Another time RATP Control came on the bus. I didn’t have my ticket (I always dropped it into the little plastic container at the front of the bus). Again they wanted my credit card. I told them I had an Amex (which they can’t take). They told me “you’re American, you’re rich” and I politely explained to them I live and work in France, I’m poor. They got mad. They took me to Montparnasse terminus (the south end near the residences). They stood me on the sidewalk for about 20 minutes, and again did their intimidation tactic. They told me I would be arrested at the airport. They told me the police were going to come. I did not budge. I had been here before. 

Call me names, call me a bitch, say whatever you want to me, take a swing at me, you will not break me. I have far too much fight in me. Call me incautious but nothing intimidates me. Least of all if I feel I’m in a combative situation. That’s where I become even more fearless. Perhaps even foolishly so. Or as Austen would say “ There is a stubbornness about me that never can bear to be frightened at the will of others. My courage always rises at every attempt to intimidate me”. 
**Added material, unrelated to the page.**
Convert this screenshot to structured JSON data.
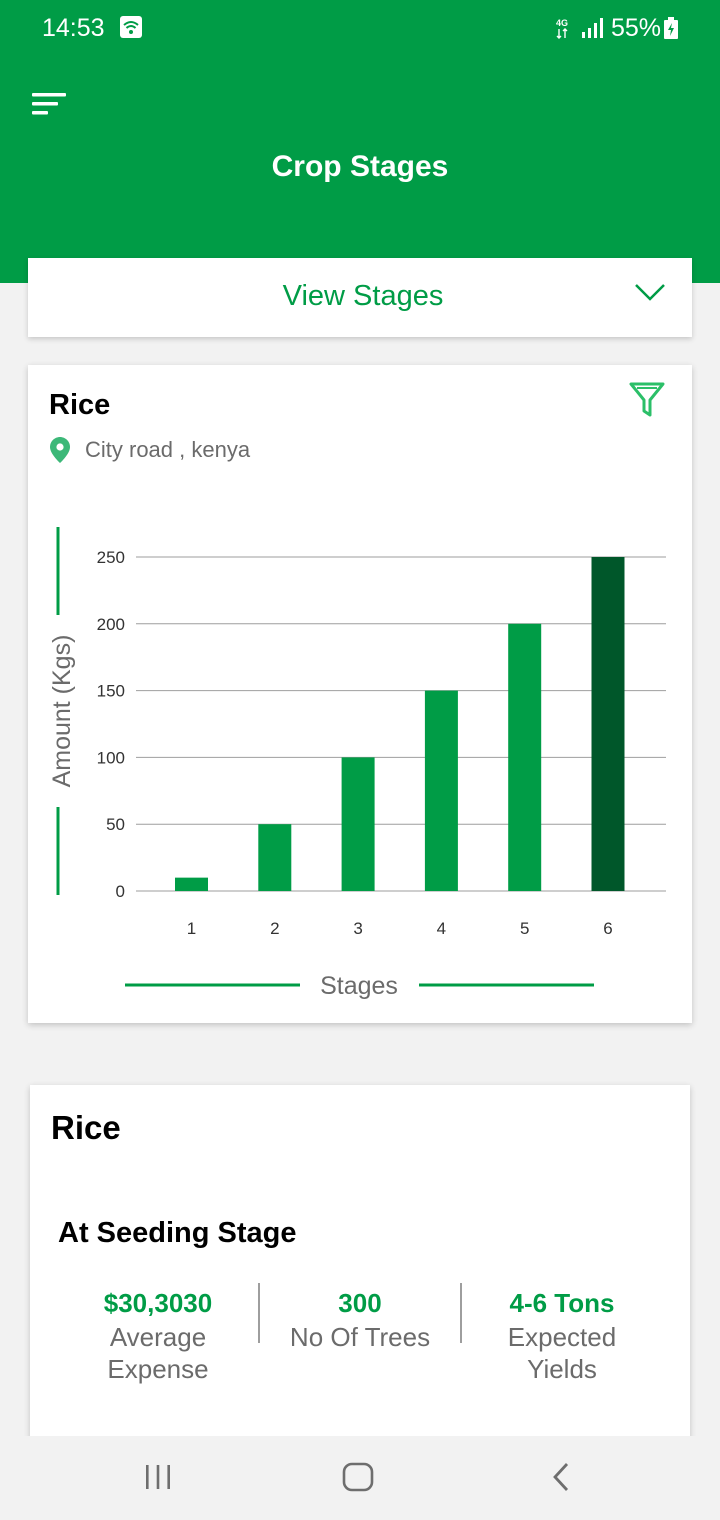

The difference between Parisians, and the people who work for RATP is that the people who work for RATP already have a chip on their shoulder. They’re not Parisian, they live in the Banlieus so most Parisians look down on them. They have their own little class war. The weird part about it, they’re rude to Parisians, but they’re even worse to people from outside the Periph. 

Anyhow men are bad in Paris. Not white Frenchmen, they’re too shy to approach women directly, mostly North African French. They try to touch you on the street, they follow you home, they masturbate in front of you on the RER. Most of the time I told them to fuck off. Once I punched a guy in the dick on ligne 4 who was trying to touch me. Ignoring them can work too. The worse is when they keep following you. Or worse they follow you and speak at you the whole time (in French, so you and everyone else can understand the filth they’re saying). Even though you are ignoring them, they persist. That’s happened a few times. But that’s just life in Paris. 

No one really talks about this stuff. It’s all “Paris is great, it’s the best, I’m so lucky”. There should be a support group for Expats. I don’t think anyone can really understand what it’s like to feel like an alien, much less an alien in your own home. Words can’t even describe it.

That said I do miss Paris in a lot of ways. Because I no longer feel like I belong in America, I tend to think all of the bad in Paris is a better feeling than what I feel now. At least in Paris I had my boyfriend, and cheap rent. Now I’m more alone than ever.